Flowers of different colors have different meanings, namely:
- A red carnation symbolizes deep affection and love
- White carnations speak of trust and sincerity, innocence, tenderness, and good luck
- Yellow is a reminder of yourself
- Pink means the embodiment of a dream and maternal care
- The multi-colored carnation is a warning about the impossibility of lovers being together
- The striped carnation represents rejection and the end of a relationship
- Turkish varieties are presented as a compliment to say that the girl is unique.
It turns out that the carnation is a very meaningful flower. Everything is absorbed in its petals: tenderness, love, military honor, and glory. However, therein lies the unique charm of the flower. You can give a bouquet of carnations for any occasion, and the gift will always be in place.

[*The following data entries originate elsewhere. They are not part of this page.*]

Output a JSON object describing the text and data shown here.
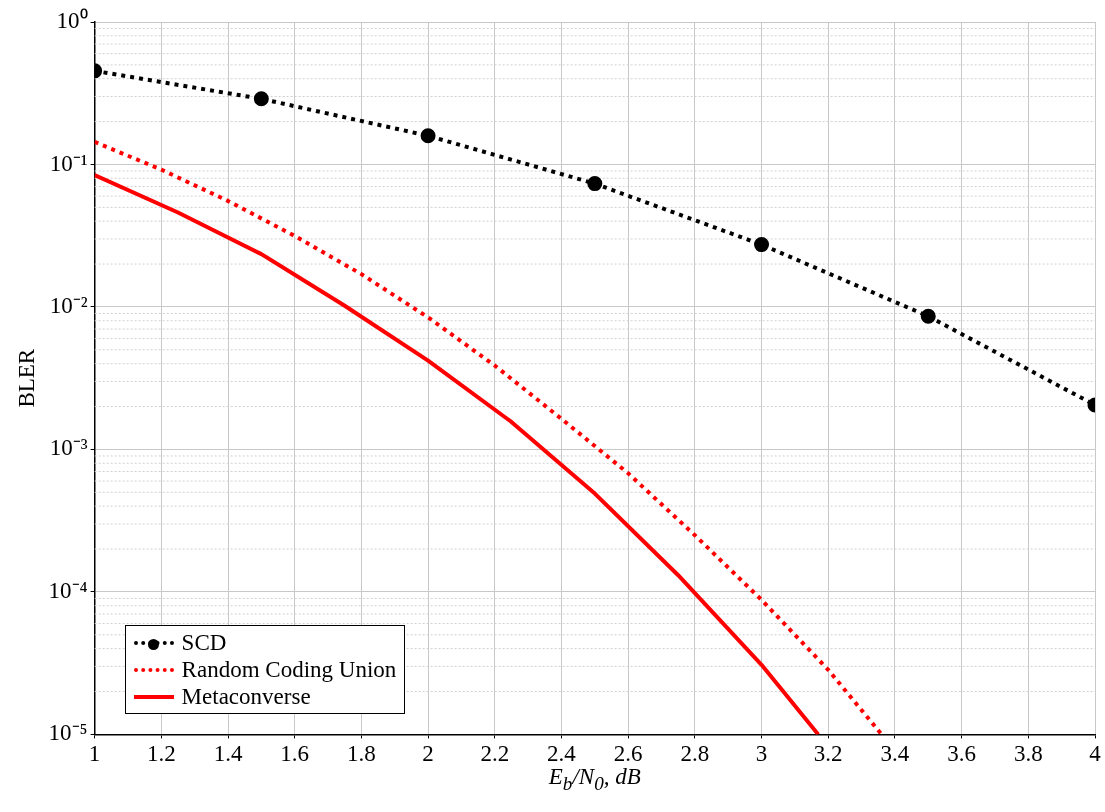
{
  "chart_data": {
    "type": "line",
    "xlabel": "E$_{b}$/N$_{0}$, dB",
    "ylabel": "BLER",
    "log": "y",
    "grid": true,
    "legend": "bottom left",
    "xlim": [
      1,
      4
    ],
    "xticks": [
      1,
      1.2,
      1.4,
      1.6,
      1.8,
      2,
      2.2,
      2.4,
      2.6,
      2.8,
      3,
      3.2,
      3.4,
      3.6,
      3.8,
      4
    ],
    "ylim": [
      1e-05,
      1
    ],
    "yticks": [
      {
        "value": 1e-05,
        "label": "10⁻⁵"
      },
      {
        "value": 0.0001,
        "label": "10⁻⁴"
      },
      {
        "value": 0.001,
        "label": "10⁻³"
      },
      {
        "value": 0.01,
        "label": "10⁻²"
      },
      {
        "value": 0.1,
        "label": "10⁻¹"
      },
      {
        "value": 1,
        "label": "10⁰"
      }
    ],
    "series": [
      {
        "name": "SCD",
        "color": "#000000",
        "marker": "circle",
        "line_style": "dotted",
        "x": [
          1,
          1.5,
          2,
          2.5,
          3,
          3.5,
          4
        ],
        "values": [
          0.454,
          0.289,
          0.159,
          0.0734,
          0.0274,
          0.0086,
          0.00205
        ]
      },
      {
        "name": "Random Coding Union",
        "color": "#ff0000",
        "marker": "none",
        "line_style": "dotted",
        "x": [
          1,
          1.2,
          1.4,
          1.6,
          1.8,
          2,
          2.2,
          2.4,
          2.6,
          2.8,
          3,
          3.2,
          3.36
        ],
        "values": [
          0.144,
          0.092,
          0.0555,
          0.0315,
          0.017,
          0.00845,
          0.00388,
          0.00164,
          0.00068,
          0.00025,
          8.8e-05,
          2.84e-05,
          1e-05
        ]
      },
      {
        "name": "Metaconverse",
        "color": "#ff0000",
        "marker": "none",
        "line_style": "solid",
        "x": [
          1,
          1.25,
          1.5,
          1.75,
          2,
          2.25,
          2.5,
          2.75,
          3,
          3.17
        ],
        "values": [
          0.0844,
          0.046,
          0.0235,
          0.0102,
          0.0042,
          0.00156,
          0.00049,
          0.000131,
          3.08e-05,
          1e-05
        ]
      }
    ]
  }
}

Where to buy fresh carnations in bulk?
With all their undeniable advantages such as beauty, deep symbolic meaning, and pronounced aroma, carnations have a number of disadvantages. They are short-lived and can cause allergic reactions. However, with proper care, the flower will live long enough to give all its beauty.
The best choice for purchasing carnations wholesale is the FiftyFlowers online store, which offers its customers a variety of bouquets, the constituent elements of which are carnations. Buying these flowers is a profitable way to invest your finances, create your beautiful business, and get satisfaction from the process of creating bouquets.
Keep in mind all the meanings that this flower has and do not hesitate to use it for a variety of occasions. Carnation gives a perfect chance to create a unique beautiful composition that will brighten the day and give positive emotions to people.